The cost of an electric car for commuting 12,000 miles/year varies substantially based on the model. Say, however, that your plan is to use it as a commuter/second car, and that you’re not particularly concerned about longer trips. If the new EV replaces an older commuter car that gets 20 miles per gallon and the gas price is about $4.50/gallon, you’d save $2,700/year on fuel, and probably about $1,000/year on maintenance.
Your total savings: $5,000/year.
A new base-model electric vehicle – one with enough range for comfortable commuting, but not for long-range driving – can cost around $30,000. A 240 volt home charger, which most EV drivers prefer, would add about $2,500. The cost of a 13 kW solar installation, e.g., via the Solarize program the Skagit Valley Clean Energy Cooperative sponsored this year, would be about $36,400 before tax credits, or $25,500 after tax credits. Your total up-front cost would be about $58,000.
Driving a car 12,000 miles a year for 12 years puts 144,000 miles on it. With modern cars, that’s realistic.
After 12 years, you’ll have saved $60,000, or $2,000 more than you invested in these devices. At that point, you’d need to buy a new car – but you probably would anyway, since 144,000 miles is a good lifetime for a gasoline engine car, too.
Over the next 12 years, your savings on car maintenance would be a little less because maintenance wouldn’t cost as much on a new internal combustion engine car as it did on the used one you originally replaced. So, you’d only save, on average, about $4,500/year for the next 12 years, or another $54,000.
Total savings over 24 years: $56,000 – and your car fuel budget will be predictable, not volatile. If the price of oil goes up, your total savings will be even greater.

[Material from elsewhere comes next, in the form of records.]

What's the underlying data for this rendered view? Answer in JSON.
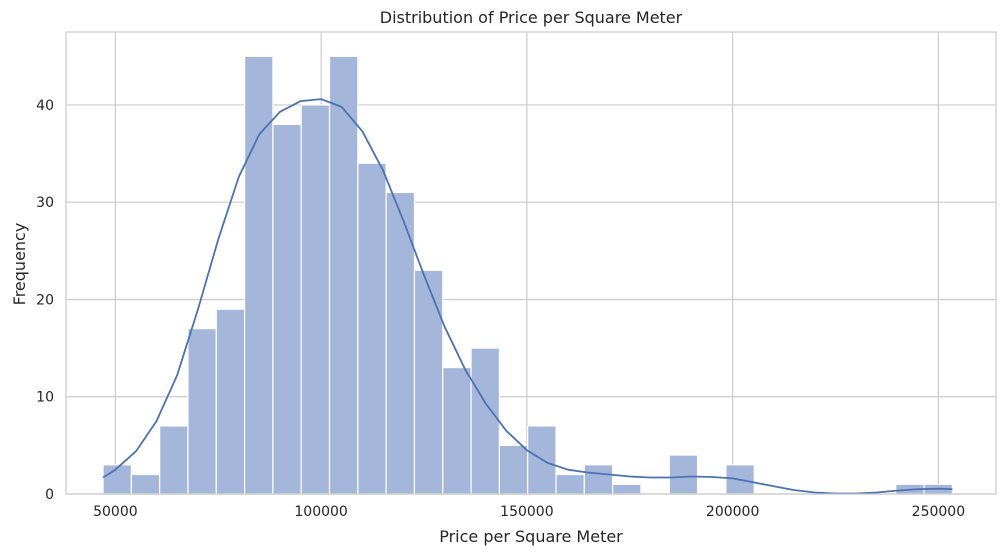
{
  "chart_data": {
    "type": "bar",
    "subtype": "histogram-with-kde",
    "title": "Distribution of Price per Square Meter",
    "xlabel": "Price per Square Meter",
    "ylabel": "Frequency",
    "xlim": [
      38000,
      264000
    ],
    "ylim": [
      0,
      47.5
    ],
    "xticks": [
      50000,
      100000,
      150000,
      200000,
      250000
    ],
    "yticks": [
      0,
      10,
      20,
      30,
      40
    ],
    "grid": true,
    "legend": "none",
    "bin_edges": [
      47000,
      53880,
      60760,
      67640,
      74520,
      81400,
      88280,
      95160,
      102040,
      108920,
      115800,
      122680,
      129560,
      136440,
      143320,
      150200,
      157080,
      163960,
      170840,
      177720,
      184600,
      191480,
      198360,
      205240,
      212120,
      219000,
      225880,
      232760,
      239640,
      246520,
      253400
    ],
    "counts": [
      3,
      2,
      7,
      17,
      19,
      45,
      38,
      40,
      45,
      34,
      31,
      23,
      13,
      15,
      5,
      7,
      2,
      3,
      1,
      0,
      4,
      0,
      3,
      0,
      0,
      0,
      0,
      0,
      1,
      1
    ],
    "kde": {
      "x": [
        47000,
        50000,
        55000,
        60000,
        65000,
        70000,
        75000,
        80000,
        85000,
        90000,
        95000,
        100000,
        105000,
        110000,
        115000,
        120000,
        125000,
        130000,
        135000,
        140000,
        145000,
        150000,
        155000,
        160000,
        165000,
        170000,
        175000,
        180000,
        185000,
        190000,
        195000,
        200000,
        205000,
        210000,
        215000,
        220000,
        225000,
        230000,
        235000,
        240000,
        245000,
        250000,
        253400
      ],
      "y": [
        1.7,
        2.5,
        4.4,
        7.5,
        12.2,
        18.9,
        26.2,
        32.6,
        37.0,
        39.3,
        40.4,
        40.6,
        39.8,
        37.3,
        33.3,
        28.1,
        22.5,
        17.2,
        12.8,
        9.3,
        6.5,
        4.5,
        3.2,
        2.5,
        2.2,
        2.0,
        1.8,
        1.7,
        1.7,
        1.8,
        1.75,
        1.6,
        1.2,
        0.8,
        0.4,
        0.15,
        0.05,
        0.05,
        0.15,
        0.35,
        0.5,
        0.55,
        0.5
      ]
    },
    "colors": {
      "bar": "#a4b6d9",
      "bar_edge": "#ffffff",
      "kde": "#4c72b0",
      "grid": "#cccccc",
      "spine": "#cccccc",
      "text": "#262626"
    }
  }
}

The price of oil is more likely to go up, on average, over 24 years, than it is to go down. It has gone up, on average, over the last two 24 year periods, because easily accessible, shallow, low-sulfur oil has long since been discovered. New oil fields are likely to be in inaccessible (e.g., deep ocean, remote Siberia) locations with inherently high costs of discovery, development, production and delivery. Even if all regulations were removed, and drilling was completely unrestricted, oil prices would still have to be high to justify and repay investment in pursuing new oil.